Amour ? Création ? Désir ? Étoile ? Qu'est cela ?
La Terre sera devenue plus exiguë, et sur elle sautillera le dernier homme qui amenuise tout. Sa race est indestructible comme celle du puceron; le dernier homme vit plus longtemps.
" Nous avons inventé le bonheur " disent les derniers hommes, et ils clignent de l'œil. Ils ont abandonné les contrées où la vie était dure, car on a besoin de chaleur:
Tomber malade et être méfiant passe chez eux pour un péché : on s'avance avec précaution. Bien fou celui qui trébuche encore sur les pierres ou sur les hommes !
Un peu de poison de-ci de-là, cela procure des rêves agréables. Et beaucoup de poison en dernier lieu pour mourir agréablement.
On travaille encore, car le travail est une distraction. Mais on a soin que la distraction ne fatigue pas. On ne devient plus ni pauvre ni riche, c'est trop pénible. Qui voudrait encore gouverner ? Qui voudrait obéir ? C'est trop pénible.
Point de berger et un seul troupeau. Chacun veut la même chose, tous sont égaux : quiconque est d'un autre sentiment va de son plein gré dans la maison des fous. Autrefois tout le monde était fou, disent les plus fins et ils clignent de l'œil. "
On est prudent et on sait tout ce qui est arrivé, de sorte que l'on n'en finit pas de se moquer : On se dispute encore, mais on se réconcilie bientôt, de peur de se gâter l'estomac.
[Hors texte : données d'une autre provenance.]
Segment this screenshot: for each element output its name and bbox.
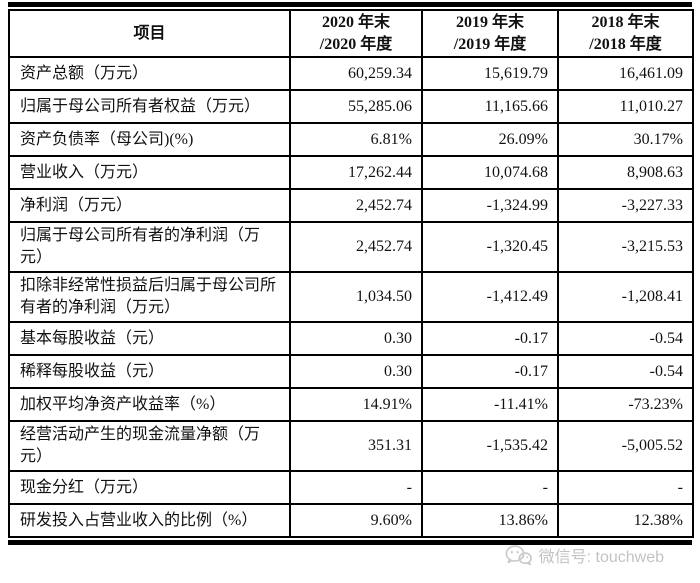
row-label: 净利润（万元） bbox=[8, 188, 291, 223]
cell-value: 26.09% bbox=[421, 122, 559, 157]
cell-value: - bbox=[289, 470, 423, 505]
cell-value: 16,461.09 bbox=[557, 56, 694, 91]
row-label: 基本每股收益（元） bbox=[8, 321, 291, 356]
cell-value: 2,452.74 bbox=[289, 221, 423, 273]
cell-value: -3,215.53 bbox=[557, 221, 694, 273]
row-label: 归属于母公司所有者权益（万元） bbox=[8, 89, 291, 124]
header-row: 项目 2020 年末 /2020 年度 2019 年末 /2019 年度 201… bbox=[8, 9, 694, 58]
table-row: 资产负债率（母公司)(%) 6.81% 26.09% 30.17% bbox=[8, 122, 694, 157]
wechat-icon bbox=[505, 544, 532, 566]
cell-value: 2,452.74 bbox=[289, 188, 423, 223]
cell-value: 9.60% bbox=[289, 503, 423, 538]
cell-value: 6.81% bbox=[289, 122, 423, 157]
cell-value: 0.30 bbox=[289, 354, 423, 389]
table-row: 加权平均净资产收益率（%） 14.91% -11.41% -73.23% bbox=[8, 387, 694, 422]
cell-value: 351.31 bbox=[289, 420, 423, 472]
header-item-column: 项目 bbox=[8, 9, 291, 58]
table-row: 归属于母公司所有者权益（万元） 55,285.06 11,165.66 11,0… bbox=[8, 89, 694, 124]
cell-value: -0.17 bbox=[421, 321, 559, 356]
row-label: 现金分红（万元） bbox=[8, 470, 291, 505]
cell-value: 0.30 bbox=[289, 321, 423, 356]
cell-value: 17,262.44 bbox=[289, 155, 423, 190]
cell-value: -0.17 bbox=[421, 354, 559, 389]
table-row: 稀释每股收益（元） 0.30 -0.17 -0.54 bbox=[8, 354, 694, 389]
cell-value: -1,324.99 bbox=[421, 188, 559, 223]
row-label: 研发投入占营业收入的比例（%） bbox=[8, 503, 291, 538]
cell-value: - bbox=[557, 470, 694, 505]
cell-value: -3,227.33 bbox=[557, 188, 694, 223]
cell-value: 11,165.66 bbox=[421, 89, 559, 124]
table-row: 净利润（万元） 2,452.74 -1,324.99 -3,227.33 bbox=[8, 188, 694, 223]
cell-value: 12.38% bbox=[557, 503, 694, 538]
cell-value: -0.54 bbox=[557, 321, 694, 356]
cell-value: 8,908.63 bbox=[557, 155, 694, 190]
header-2020: 2020 年末 /2020 年度 bbox=[289, 9, 423, 58]
cell-value: 60,259.34 bbox=[289, 56, 423, 91]
table-row: 经营活动产生的现金流量净额（万元） 351.31 -1,535.42 -5,00… bbox=[8, 420, 694, 472]
table-bottom-border bbox=[8, 540, 692, 545]
row-label: 经营活动产生的现金流量净额（万元） bbox=[8, 420, 291, 472]
financial-table: 项目 2020 年末 /2020 年度 2019 年末 /2019 年度 201… bbox=[8, 2, 694, 545]
cell-value: -73.23% bbox=[557, 387, 694, 422]
cell-value: 10,074.68 bbox=[421, 155, 559, 190]
cell-value: 14.91% bbox=[289, 387, 423, 422]
cell-value: -1,412.49 bbox=[421, 271, 559, 323]
row-label: 归属于母公司所有者的净利润（万元） bbox=[8, 221, 291, 273]
table-row: 研发投入占营业收入的比例（%） 9.60% 13.86% 12.38% bbox=[8, 503, 694, 538]
table-row: 现金分红（万元） - - - bbox=[8, 470, 694, 505]
cell-value: 15,619.79 bbox=[421, 56, 559, 91]
financial-summary-table: 项目 2020 年末 /2020 年度 2019 年末 /2019 年度 201… bbox=[8, 9, 694, 538]
cell-value: -1,208.41 bbox=[557, 271, 694, 323]
cell-value: -1,320.45 bbox=[421, 221, 559, 273]
header-2019: 2019 年末 /2019 年度 bbox=[421, 9, 559, 58]
table-row: 资产总额（万元） 60,259.34 15,619.79 16,461.09 bbox=[8, 56, 694, 91]
row-label: 稀释每股收益（元） bbox=[8, 354, 291, 389]
cell-value: -0.54 bbox=[557, 354, 694, 389]
cell-value: -5,005.52 bbox=[557, 420, 694, 472]
table-top-border bbox=[8, 2, 692, 7]
cell-value: 55,285.06 bbox=[289, 89, 423, 124]
row-label: 资产负债率（母公司)(%) bbox=[8, 122, 291, 157]
watermark-text: 微信号: touchweb bbox=[538, 549, 664, 566]
cell-value: - bbox=[421, 470, 559, 505]
row-label: 加权平均净资产收益率（%） bbox=[8, 387, 291, 422]
table-row: 扣除非经常性损益后归属于母公司所有者的净利润（万元） 1,034.50 -1,4… bbox=[8, 271, 694, 323]
header-2018: 2018 年末 /2018 年度 bbox=[557, 9, 694, 58]
cell-value: 11,010.27 bbox=[557, 89, 694, 124]
watermark: 微信号: touchweb bbox=[505, 543, 664, 567]
cell-value: -11.41% bbox=[421, 387, 559, 422]
row-label: 资产总额（万元） bbox=[8, 56, 291, 91]
row-label: 营业收入（万元） bbox=[8, 155, 291, 190]
cell-value: 30.17% bbox=[557, 122, 694, 157]
table-row: 基本每股收益（元） 0.30 -0.17 -0.54 bbox=[8, 321, 694, 356]
table-row: 归属于母公司所有者的净利润（万元） 2,452.74 -1,320.45 -3,… bbox=[8, 221, 694, 273]
cell-value: 13.86% bbox=[421, 503, 559, 538]
cell-value: -1,535.42 bbox=[421, 420, 559, 472]
table-row: 营业收入（万元） 17,262.44 10,074.68 8,908.63 bbox=[8, 155, 694, 190]
row-label: 扣除非经常性损益后归属于母公司所有者的净利润（万元） bbox=[8, 271, 291, 323]
cell-value: 1,034.50 bbox=[289, 271, 423, 323]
On a son petit plaisir pour le jour et son petit plaisir pour la nuit, mais on révère la santé.
"Nous avons inventé le bonheur" disent les derniers hommes, et ils clignent de l'œil.
A ce moment, les cris de joie de la foule l'interrompent : "Donne-nous ce dernier homme, ô Zarathoustra, s'écrièrent-ils, fais-nous semblables à ces derniers hommes ! Nous te tiendrons quitte du surhomme !
Et tout le peuple jubilait et claquait de la langue.

(Ainsi parlait Zarathoustra. prologue,). "La petitesse de l'homme est grande" (F. Nietzsche)

Dans Le premier homme (ouvrage posthume d'Albert Camus dont le titre fait contre-pied au "dernier homme" de Nietzsche), on lit ceci : « L'amour n'est qu'une duperie, une mystification ».
Nietzsche ne dit pas autre chose dans le Gai Savoir : « Tout ce qu'on appelle amour », (§ 14).